Indeed, the story notes that this was a rising tide that affected all boats - or at least all yachts:  "Adobe said that retailers that bring in more than $1 billion in revenue each year reported a 28% increase in e-commerce sales on Monday compared with the same day a year earlier, while smaller retailers doing less than $10 million in annual revenue saw a 22% lift."

Other conclusions from Numerator:

•  "More than half (54%) only considered Amazon for their purchase. A quarter (25%) considered Walmart/, 20% considered Target/, 9% considered Club retailers, and 7% considered Best Buy/Best, Grocery retailers, or Department stores."

•  "Three-quarters (78%) of Prime Day buyers didn't compare Amazon prices with any other website or store, and nearly 3 in 5 Prime Day shoppers (59%) only made purchases from Amazon on Prime Day."

•  "The average Prime Day 2021 spend per order is $47.14 (down from $54.64 on Prime Day 2020 and $58.91 on Prime Day 2019). So far, 44% of orders were placed for $20 or less, and nearly a quarter (24%) were for more than $100."

•  "Nearly half (45%) of households shopping Prime Day have already placed 2+ orders, and 6% placed 5+ orders within the first 32 hours of Prime Day."

•  "The average household spend is approximately $92, with 1 in 10 households (11%) spending more than $200."

•  "The top five items sold on Prime Day so far are all Amazon branded: Amazon Photos Project, Amazon Gift Card Reload, Amazon Fire TV Stick, Echo Dot 4th Generation, and Amazon Fire Tablet."

•  "The typical observed Prime Day shopper is a high income, suburban female, age 35-44."
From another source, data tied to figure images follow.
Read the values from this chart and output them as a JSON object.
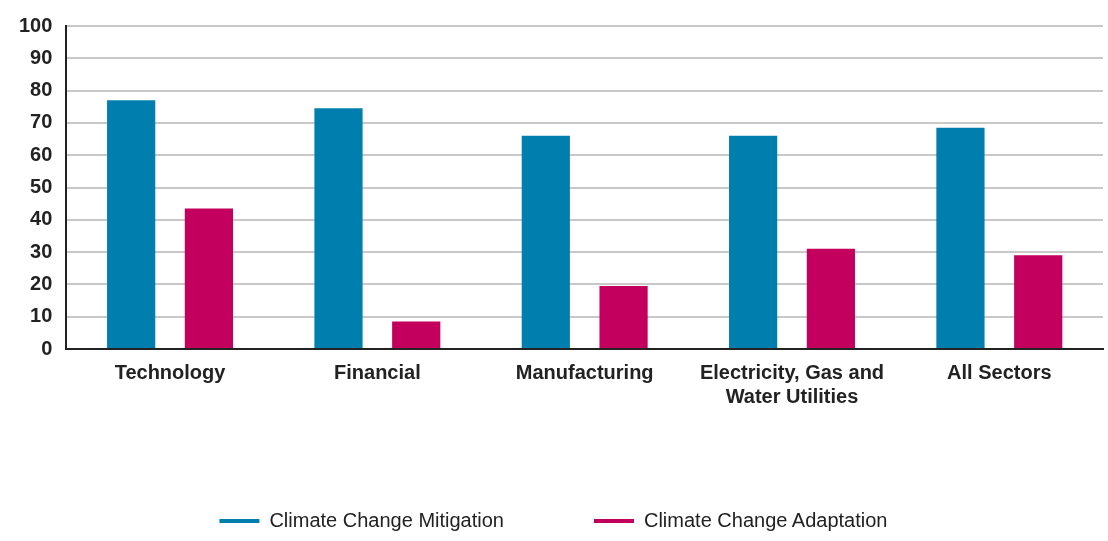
{
  "chart_data": {
    "type": "bar",
    "categories": [
      "Technology",
      "Financial",
      "Manufacturing",
      "Electricity, Gas and Water Utilities",
      "All Sectors"
    ],
    "series": [
      {
        "name": "Climate Change Mitigation",
        "color": "#007fae",
        "values": [
          77,
          74.5,
          66,
          66,
          68.5
        ]
      },
      {
        "name": "Climate Change Adaptation",
        "color": "#c4005f",
        "values": [
          43.5,
          8.5,
          19.5,
          31,
          29
        ]
      }
    ],
    "ylim": [
      0,
      100
    ],
    "yticks": [
      0,
      10,
      20,
      30,
      40,
      50,
      60,
      70,
      80,
      90,
      100
    ],
    "grid": "y",
    "legend": "bottom"
  }
}
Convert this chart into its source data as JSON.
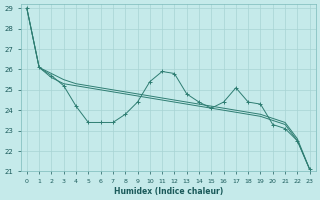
{
  "xlabel": "Humidex (Indice chaleur)",
  "ylabel": "",
  "background_color": "#c5eaea",
  "grid_color": "#a8d4d4",
  "line_color": "#2e7d72",
  "xlim": [
    -0.5,
    23.5
  ],
  "ylim": [
    21,
    29.2
  ],
  "yticks": [
    21,
    22,
    23,
    24,
    25,
    26,
    27,
    28,
    29
  ],
  "xticks": [
    0,
    1,
    2,
    3,
    4,
    5,
    6,
    7,
    8,
    9,
    10,
    11,
    12,
    13,
    14,
    15,
    16,
    17,
    18,
    19,
    20,
    21,
    22,
    23
  ],
  "series_jagged": [
    29,
    26.1,
    25.7,
    25.2,
    24.2,
    23.4,
    23.4,
    23.4,
    23.8,
    24.4,
    25.4,
    25.9,
    25.8,
    24.8,
    24.4,
    24.1,
    24.4,
    25.1,
    24.4,
    24.3,
    23.3,
    23.1,
    22.5,
    21.1
  ],
  "series_smooth1": [
    29,
    26.1,
    25.6,
    25.3,
    25.2,
    25.1,
    25.0,
    24.9,
    24.8,
    24.7,
    24.6,
    24.5,
    24.4,
    24.3,
    24.2,
    24.1,
    24.0,
    23.9,
    23.8,
    23.7,
    23.5,
    23.3,
    22.5,
    21.1
  ],
  "series_smooth2": [
    29,
    26.1,
    25.8,
    25.5,
    25.3,
    25.2,
    25.1,
    25.0,
    24.9,
    24.8,
    24.7,
    24.6,
    24.5,
    24.4,
    24.3,
    24.2,
    24.1,
    24.0,
    23.9,
    23.8,
    23.6,
    23.4,
    22.6,
    21.1
  ]
}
•  "More than 9 in 10 Prime Day shoppers (98%) said they were Amazon Prime members. The majority (83%) had joined Prime pre-COVID (before March 1, 2020), and 10% said they joined Prime after the start of the pandemic.  2% of these new pandemic Prime members joined yesterday during Prime Day 2021, down slightly from the 3% who joined on Prime Day 2020, and 8% who joined during Prime Day 2019."

•  "Half of Prime Day shoppers (50%) said they bought items included in Prime Day deals, and nearly a quarter (24%) said they bought the same items they usually buy on Amazon."

KC's View:

It has been extraordinary how many Prime Day promotions I've gotten in my email over the past few days … almost none of them from Amazon, but rather from other retailers looking to get in on the action.

Amazon is the most dangerous kind of alternative format, changing not just shoppers' behavior but how they fundamentally think about shopping.  It is like we're all some version of Pavlov's dog … the bell rings, and we shop.